Bun Sam memicingkan mata untuk mencurahkan pikirannya. Ia bermaksud memecahkan barisan tujuh biruang ini dan akhirnya ia mendapat akal. Ia akan menanti sampai ia diserang, kemudian dengan sebatang pedang menahan serangan enam lawan, dengan pedang ke dua ia boleh mendesak yang seorang agar kepungan itu dapat dibobolkan.

   Kalau saja ia tidak membiarkan dirinya terkurung, ia sanggup menghadapi keroyokan tujuh biruang ini tanpa khawatir akan dikalahkan.

   (Lanjut ke Jilid 22)
Pedang Sinar Emas/Kim Kong Kiam (Serial Pedang Sinar Emas)
Karya : Asmaraman S. Kho Ping Hoo

   Jilid 22
Akan tetapi, Koai kauw jit him ternyata tidak bodoh dan tidak mau menyerang, biarpun pemuda itu sudah meramkan matanya.

   Mereka masih saja mengelilingi pemuda itu, tetapi kini tidak lari lagi, melainkan berjalan kaki dengan langkah teratur dan selalu dalam keadaan pemasangan kuda kuda yang kokoh kuat.

   Bun Sam meletakkan sepasang pedangnya di depan kedua kakinya dan kini ia berpangku tangan dalam keadaan siulian, napasnya teratur dan ia tidak bergerak sedikitpun juga!.

   Melihat keadaan ini, Biauw Kai yang tiba di belakang pemuda itu, menganggap bahwa itulah kesempatan terbaik untuk menyerang pemuda ini. Maka tanpa banyak cakap, tiba tiba ia lalu menggerakkan sepasang kaitannya menyerang Bun Sam dari belakang! Biauw Ta berseru,

   "Jangan menyerang!" tetapi terlambat, sepasang kaitan itu telah menyambar, yang kiri ke arah punggung, yang kanan ke arah kepala. Cepat sekali gerakan serangan ini, tetapi lebih hebatlah gerakan Bun Sam. Tahu tahu tubuh pemuda ini telah mencelat ke kiri, pedang Pek lek kiam menjadi sinar putih yang menangkis kaitan itu adapun pedang Kim kong kiam menjadi sinar emas yang meluncur cepat mendesak orang yang berada di depannya, yakni Biauw Hun atau orang ke tiga dari Koauw kauw jit him!

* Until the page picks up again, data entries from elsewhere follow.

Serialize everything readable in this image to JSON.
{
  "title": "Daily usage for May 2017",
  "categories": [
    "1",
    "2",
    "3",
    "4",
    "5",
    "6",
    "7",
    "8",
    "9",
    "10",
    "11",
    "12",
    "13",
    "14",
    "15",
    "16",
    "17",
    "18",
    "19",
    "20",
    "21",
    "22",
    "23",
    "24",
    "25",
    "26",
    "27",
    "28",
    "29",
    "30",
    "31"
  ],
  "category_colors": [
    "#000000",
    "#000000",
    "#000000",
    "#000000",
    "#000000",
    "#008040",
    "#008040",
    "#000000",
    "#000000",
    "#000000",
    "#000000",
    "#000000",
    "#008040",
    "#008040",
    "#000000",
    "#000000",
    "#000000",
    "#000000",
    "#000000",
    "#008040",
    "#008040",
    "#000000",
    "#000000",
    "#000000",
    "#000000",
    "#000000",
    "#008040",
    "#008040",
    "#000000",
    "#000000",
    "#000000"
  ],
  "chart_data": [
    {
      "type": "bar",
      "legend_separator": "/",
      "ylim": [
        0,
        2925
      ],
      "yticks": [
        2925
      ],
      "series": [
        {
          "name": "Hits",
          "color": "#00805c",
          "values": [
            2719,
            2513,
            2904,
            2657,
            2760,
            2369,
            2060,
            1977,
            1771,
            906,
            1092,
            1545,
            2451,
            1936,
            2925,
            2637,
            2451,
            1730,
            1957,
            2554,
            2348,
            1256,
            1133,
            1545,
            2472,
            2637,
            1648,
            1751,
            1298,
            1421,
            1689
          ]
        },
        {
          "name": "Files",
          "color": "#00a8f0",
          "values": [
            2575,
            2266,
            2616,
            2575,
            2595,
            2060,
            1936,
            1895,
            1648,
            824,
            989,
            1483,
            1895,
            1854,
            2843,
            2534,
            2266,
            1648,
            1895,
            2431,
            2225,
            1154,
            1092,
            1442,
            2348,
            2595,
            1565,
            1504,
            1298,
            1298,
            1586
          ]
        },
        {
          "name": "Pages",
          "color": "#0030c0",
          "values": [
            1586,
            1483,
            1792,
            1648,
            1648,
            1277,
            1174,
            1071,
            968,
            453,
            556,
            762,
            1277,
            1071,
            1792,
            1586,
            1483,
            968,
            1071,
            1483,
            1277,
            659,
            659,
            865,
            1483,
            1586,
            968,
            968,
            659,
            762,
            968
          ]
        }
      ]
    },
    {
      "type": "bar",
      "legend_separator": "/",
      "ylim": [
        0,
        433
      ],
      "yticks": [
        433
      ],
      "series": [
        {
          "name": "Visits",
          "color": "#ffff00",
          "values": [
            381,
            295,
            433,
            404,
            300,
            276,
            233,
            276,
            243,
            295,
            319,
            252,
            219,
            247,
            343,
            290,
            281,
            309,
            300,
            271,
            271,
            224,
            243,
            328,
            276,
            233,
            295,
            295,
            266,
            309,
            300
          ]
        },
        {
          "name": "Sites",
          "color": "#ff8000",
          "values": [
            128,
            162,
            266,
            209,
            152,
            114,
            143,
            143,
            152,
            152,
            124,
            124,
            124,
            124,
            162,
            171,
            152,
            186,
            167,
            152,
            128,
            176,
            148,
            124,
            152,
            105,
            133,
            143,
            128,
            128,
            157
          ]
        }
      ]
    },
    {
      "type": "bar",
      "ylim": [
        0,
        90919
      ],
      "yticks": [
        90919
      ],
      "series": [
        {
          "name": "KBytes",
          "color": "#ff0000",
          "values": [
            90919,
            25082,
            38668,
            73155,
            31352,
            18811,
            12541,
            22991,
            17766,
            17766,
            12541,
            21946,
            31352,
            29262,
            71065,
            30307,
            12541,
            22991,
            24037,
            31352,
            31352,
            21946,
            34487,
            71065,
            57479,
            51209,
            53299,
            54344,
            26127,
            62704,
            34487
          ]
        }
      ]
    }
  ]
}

   Terdengar suara keras dan kaitan kiri dari Biauw Kai terbabat putus oleh Pek lek kiam. Sedangkan Biauw Hun terkejut sekali atas penyerangan tiba tiba ini. Ia melangkah maju ke kiri dan belakangnya, yakni Biauw Lun dan Biauw Siong, menggantikannya menangkis serangan Kim Long kiam. Memang demikian sifat Jit him tin ini, yang diserang oleh lawan ditolong oleh saudara di kanan kirinya, sedangkan yang diserang itu setelah mendapat pertolongan, lalu membalas serangan lawan. Biauw Hun juga segera mengarahkan kaitannya ke dada Bun Sam dengan serangan mautnya.

   Pemuda ini telah memikirkan jalan pemecahan, maka melihat tangkisan Biauw Lun dan Biauw Siong, ia hanya memutar Pek lek kiam untuk menggempur mereka atau lebih tepat untuk menjaga diri dari serangan dua orang itu, sedangkan Kim kong kiam di tangannya terus mendesak Biauw Hun dengan hebatnya. Sebentar saja enam pasang kaitan menyerang kalang kabut, akan tetapi dengan permainan Ilmu Pedang Tee coan Liok kiam sut bagian ke lima, yakni bagian pertahanan, Pek tek kiam di tangannya berkelebat kian ke mari dan semua kaitan dapat ditangkisnya dengan tepat sekali.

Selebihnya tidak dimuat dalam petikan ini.